Drilling Permits for Directional Wells into Federal Minerals from Non-federal Lands
BLM, on June 12, 2018, issued Instruction Memorandum No. 2018-014, revising the procedures for an application for permit to drill into federal minerals from a well pad located on lands with non-federal surface and minerals.
The biggest change made by this IM is philosophical: it acknowledges that “BLM’s regulatory jurisdiction is limited to Federal lands;” so the processing of an APD for a directional well from the non-federal tract into federal minerals should not be taken as an opportunity to influence the activities on the non-federal tract beyond what is legally required in order for BLM to carry out its obligations. For purposes of the National Environmental Policy Act, the Endangered Species Act, and the National Historic Preservation Act, the IM recognizes that “the Federal action or undertaking to be analyzed is the approval of the APD, and the BLM should focus its environmental analysis accordingly.”

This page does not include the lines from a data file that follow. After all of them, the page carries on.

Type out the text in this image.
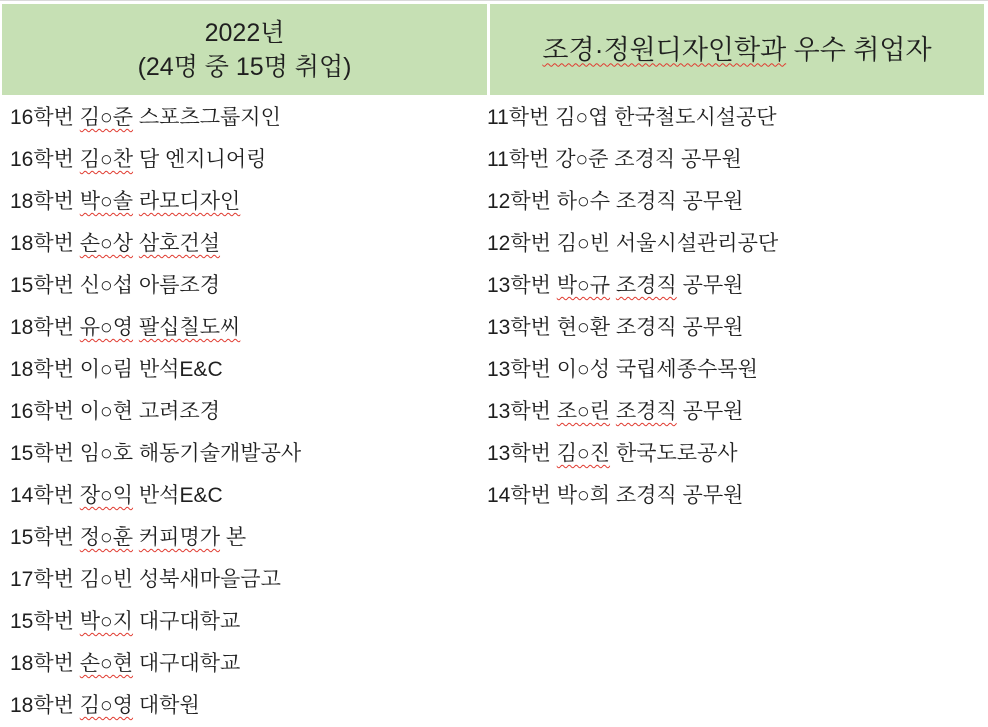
2022년
(24명 중 15명 취업)
조경·정원디자인학과 우수 취업자
16학번 김○준 스포츠그룹지인
16학번 김○찬 담 엔지니어링
18학번 박○솔 라모디자인
18학번 손○상 삼호건설
15학번 신○섭 아름조경
18학번 유○영 팔십칠도씨
18학번 이○림 반석E&C
16학번 이○현 고려조경
15학번 임○호 해동기술개발공사
14학번 장○익 반석E&C
15학번 정○훈 커피명가 본
17학번 김○빈 성북새마을금고
15학번 박○지 대구대학교
18학번 손○현 대구대학교
18학번 김○영 대학원
11학번 김○엽 한국철도시설공단
11학번 강○준 조경직 공무원
12학번 하○수 조경직 공무원
12학번 김○빈 서울시설관리공단
13학번 박○규 조경직 공무원
13학번 현○환 조경직 공무원
13학번 이○성 국립세종수목원
13학번 조○린 조경직 공무원
13학번 김○진 한국도로공사
14학번 박○희 조경직 공무원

Thus, where the well is to be drilled from a preexisting well pad on the non-federal tract, any environmental analysis that is needed “may be limited to a discussion of environmental effects of the downhole operations to be approved,” plus potential effects of “any additional surface disturbance (e.g., well pad expansion) [that] is anticipated as a result of development of the Federal minerals.” As the IM reminds BLM, “The pre-existing surface disturbance(s) and facilities are not the result of the Federal APD.” Moreover, the IM encourages BLM to consider whether the need for further environmental analysis may be limited through a Determination of NEPA Adequacy (DNA) for preexisting environmental analyses, or through an applicable categorical exclusion (e.g., for drilling from a location where drilling has occurred within the previous five years, or for drilling within a developed field if the drilling was analyzed within the previous five years as a reasonably foreseeable activity).

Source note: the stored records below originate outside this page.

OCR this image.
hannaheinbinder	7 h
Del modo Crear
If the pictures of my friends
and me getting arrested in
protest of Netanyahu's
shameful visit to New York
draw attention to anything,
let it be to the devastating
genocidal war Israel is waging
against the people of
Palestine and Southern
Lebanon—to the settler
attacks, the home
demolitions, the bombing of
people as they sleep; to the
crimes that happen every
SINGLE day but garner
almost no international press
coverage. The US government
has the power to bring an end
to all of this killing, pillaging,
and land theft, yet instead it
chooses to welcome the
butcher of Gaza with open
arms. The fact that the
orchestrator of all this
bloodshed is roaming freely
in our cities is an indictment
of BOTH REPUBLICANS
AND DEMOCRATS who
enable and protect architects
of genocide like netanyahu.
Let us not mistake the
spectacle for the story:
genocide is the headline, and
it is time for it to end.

Even if the well is to be drilled from a location where there is no prior surface disturbance, BLM should consider whether the well pad is likely to be constructed for non-federal wells even if the federal APD is not approved; but if “it appears that the well pad would only be constructed if the Federal APD is approved, the environmental analysis must consider all potential environmental effects associated with construction and operation of the well,” including consideration of “a range of reasonable alternatives in the siting of the surface facilities.”

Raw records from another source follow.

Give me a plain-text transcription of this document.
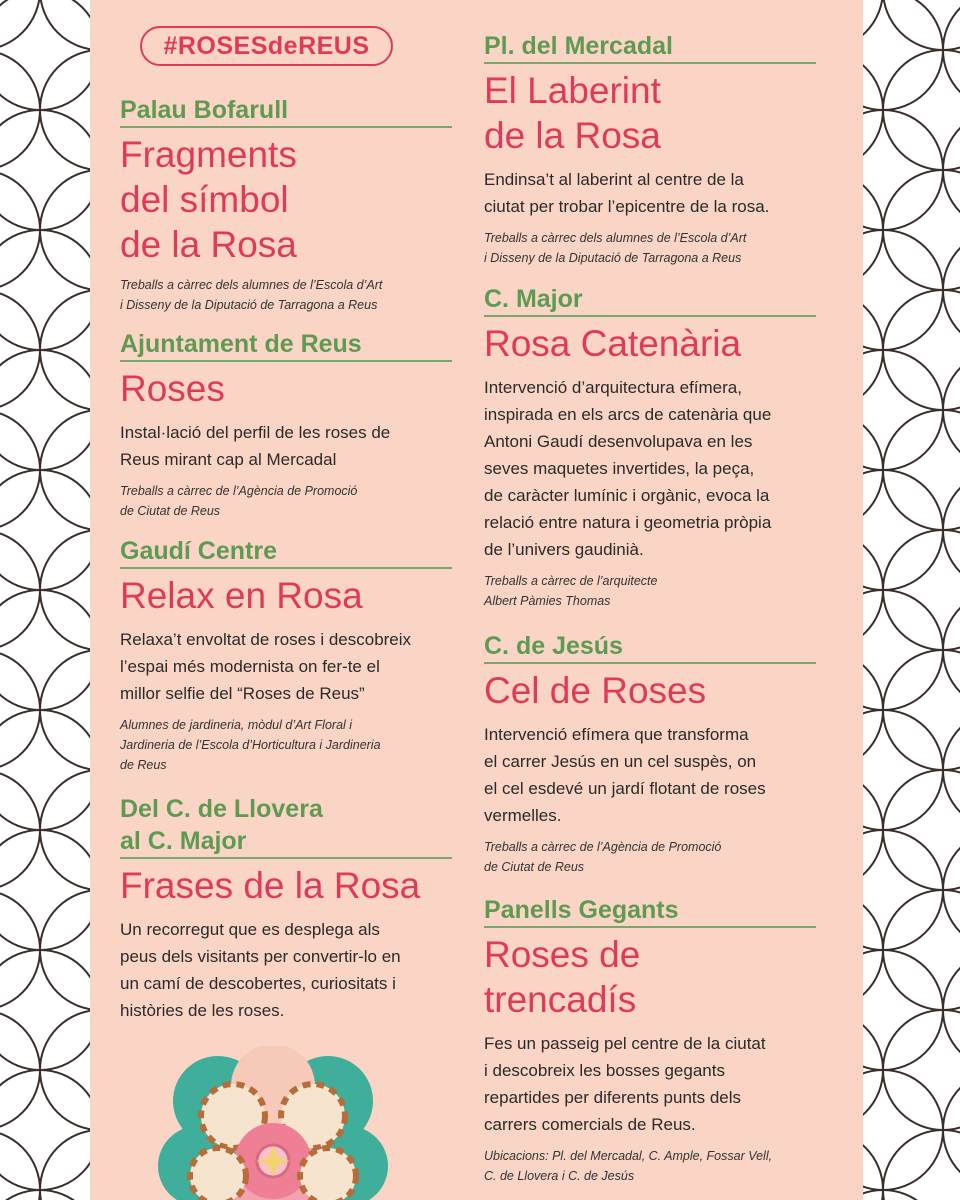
#ROSESdeREUS
Palau Bofarull
Fragments
del símbol
de la Rosa
Treballs a càrrec dels alumnes de l’Escola d’Art
i Disseny de la Diputació de Tarragona a Reus
Ajuntament de Reus
Roses
Instal·lació del perfil de les roses de
Reus mirant cap al Mercadal
Treballs a càrrec de l’Agència de Promoció
de Ciutat de Reus
Gaudí Centre
Relax en Rosa
Relaxa’t envoltat de roses i descobreix
l’espai més modernista on fer-te el
millor selfie del “Roses de Reus”
Alumnes de jardineria, mòdul d’Art Floral i
Jardineria de l’Escola d’Horticultura i Jardineria
de Reus
Del C. de Llovera
al C. Major
Frases de la Rosa
Un recorregut que es desplega als
peus dels visitants per convertir-lo en
un camí de descobertes, curiositats i
històries de les roses.
Pl. del Mercadal
El Laberint
de la Rosa
Endinsa’t al laberint al centre de la
ciutat per trobar l’epicentre de la rosa.
Treballs a càrrec dels alumnes de l’Escola d’Art
i Disseny de la Diputació de Tarragona a Reus
C. Major
Rosa Catenària
Intervenció d’arquitectura efímera,
inspirada en els arcs de catenària que
Antoni Gaudí desenvolupava en les
seves maquetes invertides, la peça,
de caràcter lumínic i orgànic, evoca la
relació entre natura i geometria pròpia
de l’univers gaudinià.
Treballs a càrrec de l’arquitecte
Albert Pàmies Thomas
C. de Jesús
Cel de Roses
Intervenció efímera que transforma
el carrer Jesús en un cel suspès, on
el cel esdevé un jardí flotant de roses
vermelles.
Treballs a càrrec de l’Agència de Promoció
de Ciutat de Reus
Panells Gegants
Roses de
trencadís
Fes un passeig pel centre de la ciutat
i descobreix les bosses gegants
repartides per diferents punts dels
carrers comercials de Reus.
Ubicacions: Pl. del Mercadal, C. Ample, Fossar Vell,
C. de Llovera i C. de Jesús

(The IM includes a reference to BLM Information Bulletin No. 2018-061, which was issued six days previously. That document is a reminder to the BLM field offices, when evaluating a proposal for mineral development, to consider the availability of a DNA or a categorical exclusion as an alternative to the preparation of an Environmental Assessment or Environmental Impact Statement.)
Among other significant points made by the IM, with regard to APD’s for wells from non-federal tracts into federal minerals, are that such an APD need not include a Surface Use Plan of Operations, nor provide for an onsite well inspection; but that, while BLM may have no right of surface access without landowner consent, if BLM’s inability to access the surface prevented it from meeting its obligations under NEPA, ESA, or NHPA, that could be grounds for denying the APD.